Lab Canada

New research uncovers fresh evidence linking genes to heart disease

Ottawa, ON – Researchers at the University of Ottawa Heart Institute (UOHI) have identified a piece of the DNA sequence that boosts a person’s susceptibility to heart disease by up to 40% regardless of other established risks such as cholesterol, blood pressure and diabetes.

A study led by Dr Ruth McPherson, director of UOHI’s Lipid Clinic and Lipid Research Laboratory in collaboration with Dr Jonathan Cohen at the University of Texas Southwestern Medical School, examined the DNA of heart patients and healthy controls from Ottawa. The participants were part of the Ottawa Heart Study in which the DNA of 1,300 patients and 1,500 healthy controls were scanned for genetic variants. Heart Institute researchers then collaborated with scientists directing several other large-scale heart disease studies in the United States and Denmark to verify their findings.

The results, published May 3 in Science Express (Vol.316, Issue 5825, May 4, 2007), showed that a region on chromosome 9 was strongly linked to premature heart disease. Individuals carrying the genetic variant (about 25% of the population) had a 30 to 40% higher risk of heart disease than those individuals who do not carry this genetic variant. This increased risk was not related to effects on known heart disease risk factors such as cholesterol, blood pressure, diabetes or smoking.

The study results were based on samples from more than 23,000 people in Canada, the US and Denmark. These included 2,765 in Ottawa, 10,578 Danish men and women who form the Copenhagen City Heart study, 11,478 men and women enrolled in the US-based Atherosclerosis Risk in Communities (ARIC) project and the Dallas Heart Study. In all three validation studies, this genetic variant was significantly associated with coronary heart disease.

“This is an important finding for several reasons,” said Dr McPherson. “This is a common genetic variant which has a very strong effect on heart disease risk that isn’t related to other factors that we already know about,” she adds. “To put this into perspective – of the groups studied in Ottawa, about 33% of people with early onset heart disease had this genetic variant versus 24% of healthy elderly people.”

The Heart Institute scientific team included Dr McPherson, an endocrinologist and molecular biologist, Dr Robert Roberts, UOHI president and CEO, who is both a cardiologist and a geneticist, and Alexandre Stewart, PhD, principal investigator, Ruddy Canadian Cardiovascular Genetics Centre.
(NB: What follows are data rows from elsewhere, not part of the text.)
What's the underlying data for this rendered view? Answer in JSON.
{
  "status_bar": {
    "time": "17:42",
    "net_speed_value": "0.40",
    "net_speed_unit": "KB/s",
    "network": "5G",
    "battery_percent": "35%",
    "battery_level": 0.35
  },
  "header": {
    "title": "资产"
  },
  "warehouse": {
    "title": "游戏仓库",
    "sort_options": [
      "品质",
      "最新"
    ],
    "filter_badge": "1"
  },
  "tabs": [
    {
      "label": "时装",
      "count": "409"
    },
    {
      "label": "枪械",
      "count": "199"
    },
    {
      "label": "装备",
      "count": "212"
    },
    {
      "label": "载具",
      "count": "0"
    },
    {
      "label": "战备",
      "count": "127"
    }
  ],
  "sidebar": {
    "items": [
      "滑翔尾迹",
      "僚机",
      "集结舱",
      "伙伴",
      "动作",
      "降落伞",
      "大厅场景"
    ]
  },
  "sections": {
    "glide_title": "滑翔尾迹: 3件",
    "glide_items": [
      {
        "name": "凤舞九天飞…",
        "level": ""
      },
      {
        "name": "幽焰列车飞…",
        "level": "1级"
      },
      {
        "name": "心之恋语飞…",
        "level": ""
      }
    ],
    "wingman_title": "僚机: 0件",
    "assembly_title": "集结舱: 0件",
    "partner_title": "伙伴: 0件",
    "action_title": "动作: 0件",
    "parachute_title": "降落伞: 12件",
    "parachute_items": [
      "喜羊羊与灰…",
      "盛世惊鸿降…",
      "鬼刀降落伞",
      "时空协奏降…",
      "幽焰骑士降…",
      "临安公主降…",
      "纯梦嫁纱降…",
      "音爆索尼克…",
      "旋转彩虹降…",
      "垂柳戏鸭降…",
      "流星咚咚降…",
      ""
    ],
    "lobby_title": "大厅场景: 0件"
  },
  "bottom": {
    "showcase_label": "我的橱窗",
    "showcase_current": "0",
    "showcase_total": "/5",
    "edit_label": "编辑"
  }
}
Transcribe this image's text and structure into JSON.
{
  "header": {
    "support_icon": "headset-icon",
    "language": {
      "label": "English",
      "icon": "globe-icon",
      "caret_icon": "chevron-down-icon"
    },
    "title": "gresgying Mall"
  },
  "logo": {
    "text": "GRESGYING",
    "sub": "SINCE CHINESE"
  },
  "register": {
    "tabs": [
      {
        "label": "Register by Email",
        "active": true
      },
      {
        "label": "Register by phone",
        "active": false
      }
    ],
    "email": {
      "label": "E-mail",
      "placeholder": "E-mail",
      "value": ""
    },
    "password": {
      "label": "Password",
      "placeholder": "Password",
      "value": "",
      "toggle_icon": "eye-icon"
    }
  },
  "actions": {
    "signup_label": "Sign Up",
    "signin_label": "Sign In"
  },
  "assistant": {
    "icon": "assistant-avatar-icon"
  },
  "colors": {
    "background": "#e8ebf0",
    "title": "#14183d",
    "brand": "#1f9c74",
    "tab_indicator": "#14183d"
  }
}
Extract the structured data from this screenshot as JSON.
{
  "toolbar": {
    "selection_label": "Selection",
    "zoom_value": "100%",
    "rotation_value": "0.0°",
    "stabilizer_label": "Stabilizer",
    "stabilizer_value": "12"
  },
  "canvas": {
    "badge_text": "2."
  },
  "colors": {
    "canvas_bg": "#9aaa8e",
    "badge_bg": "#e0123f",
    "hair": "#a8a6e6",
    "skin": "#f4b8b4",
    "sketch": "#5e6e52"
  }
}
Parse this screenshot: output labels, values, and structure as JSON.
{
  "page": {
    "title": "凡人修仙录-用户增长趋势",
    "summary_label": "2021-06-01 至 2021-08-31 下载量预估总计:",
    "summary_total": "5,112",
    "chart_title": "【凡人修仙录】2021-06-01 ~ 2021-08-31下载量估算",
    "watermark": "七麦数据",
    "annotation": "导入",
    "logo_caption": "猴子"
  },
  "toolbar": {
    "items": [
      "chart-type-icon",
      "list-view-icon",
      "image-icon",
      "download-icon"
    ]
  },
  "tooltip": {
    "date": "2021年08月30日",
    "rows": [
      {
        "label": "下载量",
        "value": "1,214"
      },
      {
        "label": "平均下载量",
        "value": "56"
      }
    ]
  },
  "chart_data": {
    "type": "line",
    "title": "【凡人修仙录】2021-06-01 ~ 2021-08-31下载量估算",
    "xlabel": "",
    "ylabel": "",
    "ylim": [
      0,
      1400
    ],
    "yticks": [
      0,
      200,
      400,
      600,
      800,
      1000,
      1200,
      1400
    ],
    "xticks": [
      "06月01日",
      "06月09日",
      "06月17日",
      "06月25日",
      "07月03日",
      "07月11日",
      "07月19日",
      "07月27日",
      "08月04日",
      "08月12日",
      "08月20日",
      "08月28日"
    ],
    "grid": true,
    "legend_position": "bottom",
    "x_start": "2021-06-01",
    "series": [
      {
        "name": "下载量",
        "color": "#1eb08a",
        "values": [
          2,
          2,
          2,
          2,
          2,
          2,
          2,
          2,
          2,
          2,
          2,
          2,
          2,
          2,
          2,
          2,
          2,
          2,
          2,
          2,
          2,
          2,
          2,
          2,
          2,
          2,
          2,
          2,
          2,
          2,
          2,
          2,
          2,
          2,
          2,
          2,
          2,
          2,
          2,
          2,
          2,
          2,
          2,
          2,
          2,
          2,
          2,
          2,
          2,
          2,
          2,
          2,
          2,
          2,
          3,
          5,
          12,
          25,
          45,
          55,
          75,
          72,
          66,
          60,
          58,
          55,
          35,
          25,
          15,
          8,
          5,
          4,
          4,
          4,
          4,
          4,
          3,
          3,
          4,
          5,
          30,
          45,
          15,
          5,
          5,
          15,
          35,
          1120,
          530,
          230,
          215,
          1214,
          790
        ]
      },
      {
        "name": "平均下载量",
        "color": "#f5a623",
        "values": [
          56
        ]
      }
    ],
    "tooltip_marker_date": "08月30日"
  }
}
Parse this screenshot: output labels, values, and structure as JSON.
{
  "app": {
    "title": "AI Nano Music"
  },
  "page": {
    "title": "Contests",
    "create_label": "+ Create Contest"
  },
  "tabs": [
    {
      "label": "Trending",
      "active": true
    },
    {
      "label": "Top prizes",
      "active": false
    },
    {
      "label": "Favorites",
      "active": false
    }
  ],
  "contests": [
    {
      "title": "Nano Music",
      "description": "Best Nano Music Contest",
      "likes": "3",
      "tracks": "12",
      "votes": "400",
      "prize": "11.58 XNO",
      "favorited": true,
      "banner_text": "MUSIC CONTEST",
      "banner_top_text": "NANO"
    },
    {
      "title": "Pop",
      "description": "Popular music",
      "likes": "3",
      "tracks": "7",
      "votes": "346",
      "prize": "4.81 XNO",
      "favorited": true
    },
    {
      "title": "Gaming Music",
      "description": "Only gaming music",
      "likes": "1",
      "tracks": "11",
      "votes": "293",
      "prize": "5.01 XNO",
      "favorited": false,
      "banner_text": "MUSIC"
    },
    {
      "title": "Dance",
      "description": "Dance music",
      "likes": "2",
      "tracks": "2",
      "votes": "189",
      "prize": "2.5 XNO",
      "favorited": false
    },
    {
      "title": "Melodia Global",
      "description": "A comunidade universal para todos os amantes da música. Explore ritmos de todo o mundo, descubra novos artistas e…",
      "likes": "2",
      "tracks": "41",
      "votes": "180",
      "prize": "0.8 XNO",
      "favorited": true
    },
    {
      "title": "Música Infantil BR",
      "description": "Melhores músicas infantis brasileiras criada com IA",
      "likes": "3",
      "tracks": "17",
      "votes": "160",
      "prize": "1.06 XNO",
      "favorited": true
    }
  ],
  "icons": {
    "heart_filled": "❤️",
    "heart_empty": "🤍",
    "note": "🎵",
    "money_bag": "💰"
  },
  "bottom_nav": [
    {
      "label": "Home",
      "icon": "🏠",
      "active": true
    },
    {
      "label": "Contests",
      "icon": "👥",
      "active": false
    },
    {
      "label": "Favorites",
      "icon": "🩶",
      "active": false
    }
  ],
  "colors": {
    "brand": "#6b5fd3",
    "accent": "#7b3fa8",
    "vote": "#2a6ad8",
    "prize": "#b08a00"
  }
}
The Heart Institute employs a state-of-the-art Affymetrix GeneChip(R), which processes massive amounts of miniature arrays, identifies genes and allows researchers to determine patterns of genetic activity. The Ottawa Heart Study is considered to be the first genome-wide scan to search for CHD genes using an even larger number (500,000) of genetic markers and is likely to reveal still more about the genetic causes of heart disease.

In the Ottawa study, men older than 65 years and women older than 70 years who had no symptoms or history of coronary heart disease (CHD) were recruited. The patients selected for the study had severe premature CHD. People with diabetes and very high cholesterol were excluded.